April 2010 Newsletter
April 2010
Keith gives us an insight into the latest twist in the James Bulger murser 17 years ago.
". . .spare the rod, and spoil the child" is the well-known second line of a couplet by Samuel Butler - referring back to the Biblical Proverb Ch 14 v 24 - "he that spareth his rod hateth his son". Nowadays we are much less ready to invoke the rod, but the sentiment remains right and relevant. I think most parents understand that babies know little and can do little and depend on the wisdom and involvement of their parents. At some stage theses babies become mature adults and make their own decisions and do what they need to do themselves. In between is the process of development and the responsibility gradually shifts from parents to children - whether it is first tying their own shoelaces or buying their first pair of shoes with their own money.
Traditional village communities used to support parents - like extended families. Modern society tends to find that far more difficult to achieve and in crowded cities, children can be very much alone and unsupported.
The papers and news channels at present are full of the suggestions that criminal responsibility should not be applicable to children under 12 years of age and the rejection of that idea by the mother of the little boy murdered 17 years ago in Liverpool by two 10 year olds, who were tried and found guilty of murder.

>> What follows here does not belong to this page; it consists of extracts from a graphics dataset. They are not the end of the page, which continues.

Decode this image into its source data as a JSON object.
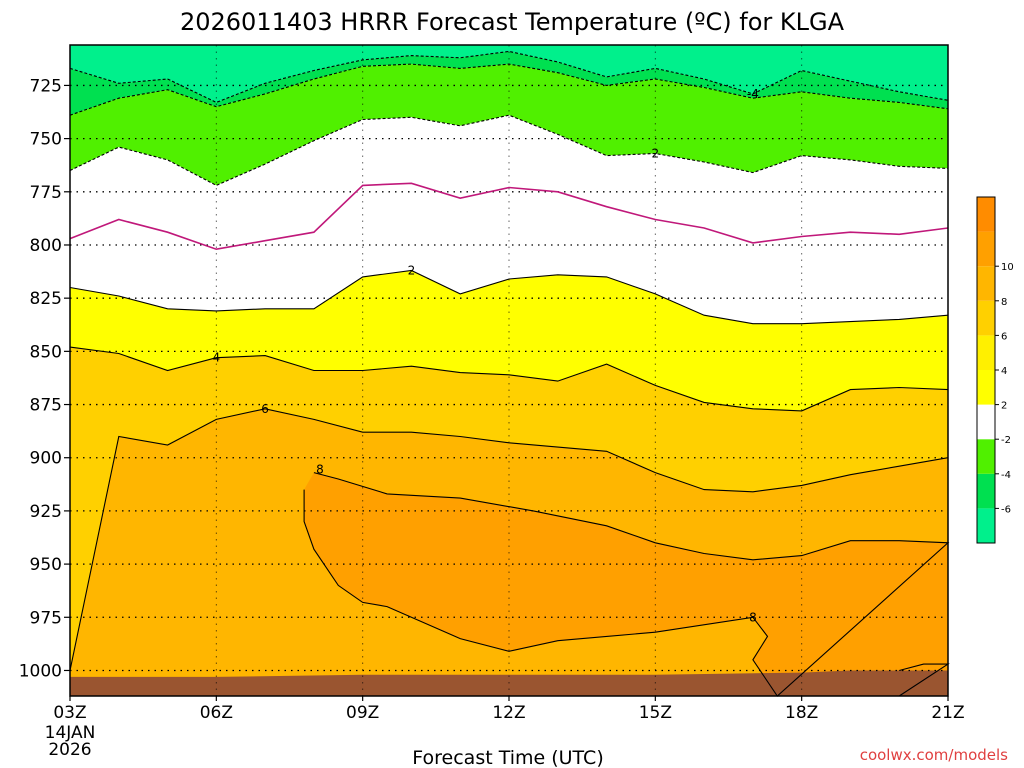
{
  "chart_data": {
    "type": "contour",
    "title": "2026011403 HRRR Forecast Temperature (ºC) for KLGA",
    "xlabel": "Forecast Time (UTC)",
    "ylabel": "",
    "credit": "coolwx.com/models",
    "date_label": [
      "14JAN",
      "2026"
    ],
    "x_hours": [
      3,
      4,
      5,
      6,
      7,
      8,
      9,
      10,
      11,
      12,
      13,
      14,
      15,
      16,
      17,
      18,
      19,
      20,
      21
    ],
    "x_ticks": [
      {
        "hour": 3,
        "label": "03Z"
      },
      {
        "hour": 6,
        "label": "06Z"
      },
      {
        "hour": 9,
        "label": "09Z"
      },
      {
        "hour": 12,
        "label": "12Z"
      },
      {
        "hour": 15,
        "label": "15Z"
      },
      {
        "hour": 18,
        "label": "18Z"
      },
      {
        "hour": 21,
        "label": "21Z"
      }
    ],
    "y_axis": {
      "unit": "hPa",
      "top": 706,
      "bottom": 1012,
      "reversed": true
    },
    "y_ticks": [
      725,
      750,
      775,
      800,
      825,
      850,
      875,
      900,
      925,
      950,
      975,
      1000
    ],
    "grid": true,
    "colorbar": {
      "placement": "right",
      "levels": [
        -8,
        -6,
        -4,
        -2,
        2,
        4,
        6,
        8,
        10,
        12
      ],
      "tick_labels": [
        "-6",
        "-4",
        "-2",
        "2",
        "4",
        "6",
        "8",
        "10"
      ],
      "colors": [
        "#00f08c",
        "#00e050",
        "#50f000",
        "#ffffff",
        "#ffff00",
        "#fff000",
        "#ffd000",
        "#ffb600",
        "#ffa000",
        "#ff8c00"
      ]
    },
    "ground_color": "#9a5530",
    "contours": [
      {
        "level": -4,
        "label": "-4",
        "label_at": 17,
        "pressure": [
          717,
          724,
          722,
          733,
          724,
          718,
          713,
          711,
          712,
          709,
          714,
          721,
          717,
          722,
          729,
          718,
          723,
          728,
          732
        ]
      },
      {
        "level": -2,
        "label": "",
        "label_at": null,
        "pressure": [
          739,
          731,
          727,
          735,
          729,
          722,
          716,
          715,
          717,
          715,
          719,
          725,
          722,
          726,
          731,
          728,
          731,
          733,
          736
        ]
      },
      {
        "level": 2,
        "label": "2",
        "label_at": 15,
        "pressure": [
          765,
          754,
          760,
          772,
          762,
          751,
          741,
          740,
          744,
          739,
          748,
          758,
          757,
          761,
          766,
          758,
          760,
          763,
          764
        ]
      },
      {
        "level": 2,
        "label": "",
        "label_at": null,
        "pressure": [
          797,
          788,
          794,
          802,
          798,
          794,
          772,
          771,
          778,
          773,
          775,
          782,
          788,
          792,
          799,
          796,
          794,
          795,
          792
        ]
      },
      {
        "level": 2,
        "label": "2",
        "label_at": 10,
        "pressure": [
          820,
          824,
          830,
          831,
          830,
          830,
          815,
          812,
          823,
          816,
          814,
          815,
          823,
          833,
          837,
          837,
          836,
          835,
          833
        ]
      },
      {
        "level": 4,
        "label": "4",
        "label_at": 6,
        "pressure": [
          848,
          851,
          859,
          853,
          852,
          859,
          859,
          857,
          860,
          861,
          864,
          856,
          866,
          874,
          877,
          878,
          868,
          867,
          868
        ]
      },
      {
        "level": 6,
        "label": "6",
        "label_at": 7,
        "pressure": [
          1000,
          890,
          894,
          882,
          877,
          882,
          888,
          888,
          890,
          893,
          895,
          897,
          907,
          915,
          916,
          913,
          908,
          904,
          900
        ]
      }
    ],
    "regions_8C": [
      {
        "level": 8,
        "label": "8",
        "label_at": 8,
        "outline": [
          [
            8,
            907
          ],
          [
            8.5,
            910
          ],
          [
            9.5,
            917
          ],
          [
            11,
            919
          ],
          [
            12.5,
            925
          ],
          [
            14,
            932
          ],
          [
            15,
            940
          ],
          [
            16,
            945
          ],
          [
            17,
            948
          ],
          [
            18,
            946
          ],
          [
            19,
            939
          ],
          [
            20,
            939
          ],
          [
            21,
            940
          ],
          [
            21,
            1012
          ],
          [
            17.5,
            1012
          ],
          [
            17,
            995
          ],
          [
            17.3,
            984
          ],
          [
            17,
            975
          ],
          [
            15,
            982
          ],
          [
            13,
            986
          ],
          [
            12,
            991
          ],
          [
            11,
            985
          ],
          [
            9.5,
            970
          ],
          [
            9,
            968
          ],
          [
            8.5,
            960
          ],
          [
            8,
            943
          ],
          [
            7.8,
            930
          ],
          [
            7.8,
            915
          ]
        ]
      },
      {
        "level": 8,
        "label": "",
        "label_at": null,
        "outline": [
          [
            20,
            1000
          ],
          [
            20.5,
            997
          ],
          [
            21,
            997
          ],
          [
            21,
            1012
          ],
          [
            20,
            1012
          ]
        ]
      }
    ]
  }
}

I don't see how we can allow children to get away with bad behaviour without some sort of reaction. It is the fashion to look for reasons why people go the wrong way. Often those reasons can be found, but I think there is a tendency to confuse "a reason why" with "an excuse for". There are often very strong reasons why I do things badly or don't do things I should do, but there is very rarely a good excuse for my poor behaviour. I don't actually believe that it was possible for a normally intelligent 9 or 10 year boy brought up in Liverpool in the '80s not to have known that it was fundamentally wrong to attack and hurt a 2 year old child. If I am right, then no amount of explanation of difficult upbringing can excuse the behaviour. It follows that something had to be done to bring this home to the perpetrators - the consequences could not be only for the victim and the victim's family - there had to be consequences for them also.

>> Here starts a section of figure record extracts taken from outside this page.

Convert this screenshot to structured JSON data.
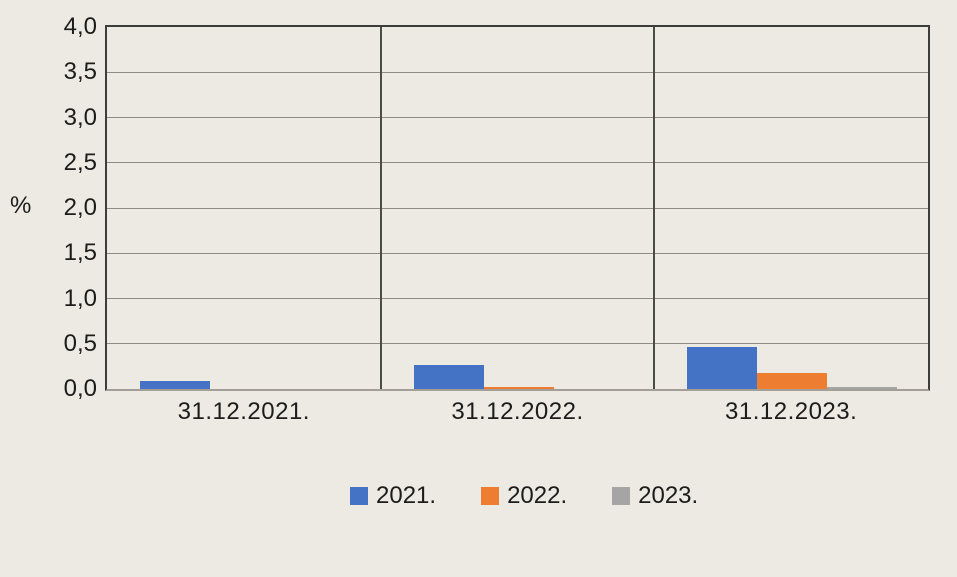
{
  "chart_data": {
    "type": "bar",
    "ylabel": "%",
    "categories": [
      "31.12.2021.",
      "31.12.2022.",
      "31.12.2023."
    ],
    "series": [
      {
        "name": "2021.",
        "color": "#4472C4",
        "values": [
          0.09,
          0.27,
          0.46
        ]
      },
      {
        "name": "2022.",
        "color": "#ED7D31",
        "values": [
          0,
          0.02,
          0.18
        ]
      },
      {
        "name": "2023.",
        "color": "#A5A5A5",
        "values": [
          0,
          0,
          0.02
        ]
      }
    ],
    "ylim": [
      0,
      4
    ],
    "yticks": [
      {
        "label": "4,0",
        "value": 4.0
      },
      {
        "label": "3,5",
        "value": 3.5
      },
      {
        "label": "3,0",
        "value": 3.0
      },
      {
        "label": "2,5",
        "value": 2.5
      },
      {
        "label": "2,0",
        "value": 2.0
      },
      {
        "label": "1,5",
        "value": 1.5
      },
      {
        "label": "1,0",
        "value": 1.0
      },
      {
        "label": "0,5",
        "value": 0.5
      },
      {
        "label": "0,0",
        "value": 0.0
      }
    ],
    "grid": true,
    "legend_position": "bottom",
    "colors": {
      "background": "#EDEAE3",
      "plot_border": "#3D3D3B",
      "gridline": "#8F8B84",
      "axis_line": "#A39F97",
      "text": "#1C1C1A"
    }
  }
}
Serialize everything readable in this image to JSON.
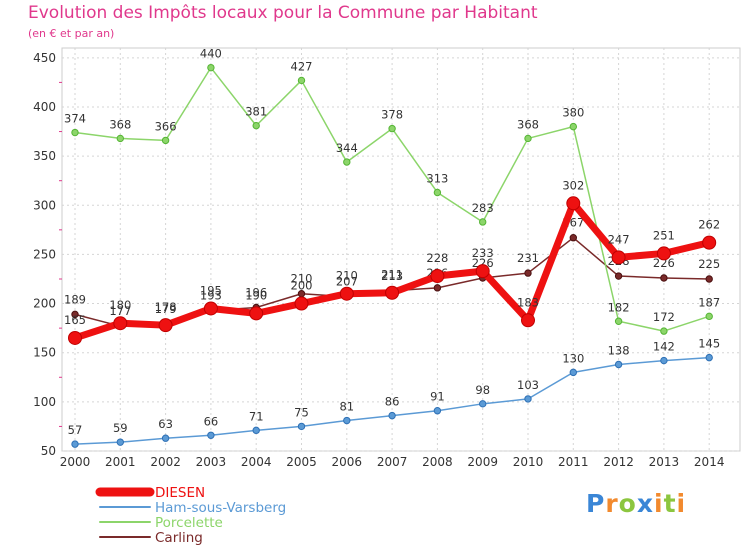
{
  "chart_data": {
    "type": "line",
    "title": "Evolution des Impôts locaux pour la Commune par Habitant",
    "subtitle": "(en € et par an)",
    "xlabel": "",
    "ylabel": "",
    "x": [
      "2000",
      "2001",
      "2002",
      "2003",
      "2004",
      "2005",
      "2006",
      "2007",
      "2008",
      "2009",
      "2010",
      "2011",
      "2012",
      "2013",
      "2014"
    ],
    "ylim": [
      50,
      460
    ],
    "yticks": [
      50,
      100,
      150,
      200,
      250,
      300,
      350,
      400,
      450
    ],
    "grid": true,
    "legend_position": "bottom-left",
    "series": [
      {
        "name": "Carling",
        "color": "#7a2a2a",
        "values": [
          189,
          177,
          179,
          193,
          196,
          210,
          207,
          213,
          216,
          226,
          231,
          267,
          228,
          226,
          225
        ]
      },
      {
        "name": "Porcelette",
        "color": "#8cd56a",
        "values": [
          374,
          368,
          366,
          440,
          381,
          427,
          344,
          378,
          313,
          283,
          368,
          380,
          182,
          172,
          187
        ]
      },
      {
        "name": "Ham-sous-Varsberg",
        "color": "#5b9ad5",
        "values": [
          57,
          59,
          63,
          66,
          71,
          75,
          81,
          86,
          91,
          98,
          103,
          130,
          138,
          142,
          145
        ]
      },
      {
        "name": "DIESEN",
        "color": "#ee1111",
        "values": [
          165,
          180,
          178,
          195,
          190,
          200,
          210,
          211,
          228,
          233,
          183,
          302,
          247,
          251,
          262
        ]
      }
    ]
  },
  "logo": {
    "text": "Proxiti"
  }
}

For some, the appropriate consequences would have been a course of re-education, especially in civic responsibility. Others, at the other extreme, might have called for the death penalty! At one extreme is simple, pure rehabilitation - at the other, punishment and retribution. This is not a new debate and a complex society has a third concern, which is the safety and security of its members - sometimes we judge that society at large has to be protected from dangerous individuals by incarcerating them, whether or not they are responsible for their own actions.
So, it is very difficult and confusing to come up with a general policy that all can understand and that is applicable to most (let alone all) circumstances. This is made more confused when we are looking at children. In this 21st century west European country, the vast majority of us would probably agree that 5 year olds have no criminal responsibility, although they should already be getting a good idea of the difference between right and wrong. We might all agree that 18 year olds must take full responsibility for their actions.
Law tends to have to be black and white - you are on one side or the other - it is difficult to introduce nuances. The current debate is about the two 10 year olds who were imprisoned 17 years ago and released when they were 18 years old. The period of imprisonment, we are told, was a period of re-habilitation. It was presumably meant to be punishment also, but one supposes that the punishment consisted only in the loss of liberty and home life with no other form of material deprivation. It is distinctly possible that they will have had a better life than previously.
So, although I understand the principle of the current debate I am not sure whether it actually comes down to anything very much, in the end. What seems to me to have been wrong, both 17 years ago and now, is the feverish coverage of the matter in the media - and just as much so the publicity given to the views of the mother of the murdered child, who has the best excuse in the world for being biased, who quite honestly needs sympathy and counseling, not publicity. Also, the acts of a 10 year old, however much it can be maintained that he knew what he was doing, are still different in some sort of way to similar acts by a 30 year old.
So perhaps the debate actually comes down simply to the public aspect of the initial "trial", which could be identically handled on a technical front, whether or not labeled as "criminal" AND to the nature of the subsequent incarceration, whether called "imprisonment" or something else. In the long run, maybe the only difference is in the fact of having or not having a "criminal" record. It is not clear why the quality of the re-habilitation (and the subsequent behaviour) should be different either way.
I started with a well known but unfashionable quote and a cross reference to Jewish and Christian Scripture. But the key is not parental punishment but parental responsibility. As parents, we are responsible for how our children turn out. We are responsible for applying appropriate restraints when appropriate, such as insisting on holding their hands when crossing crowded roads at some, but not all, of the ages of childhood. Ultimately our main responsibility is to love our children so much that they become responsible to us - and thus responsive to us. Jesus said "Suffer the little children to come unto me" - let children come to the personification of love - and it is for us get as close as we can to an emulation of that personification.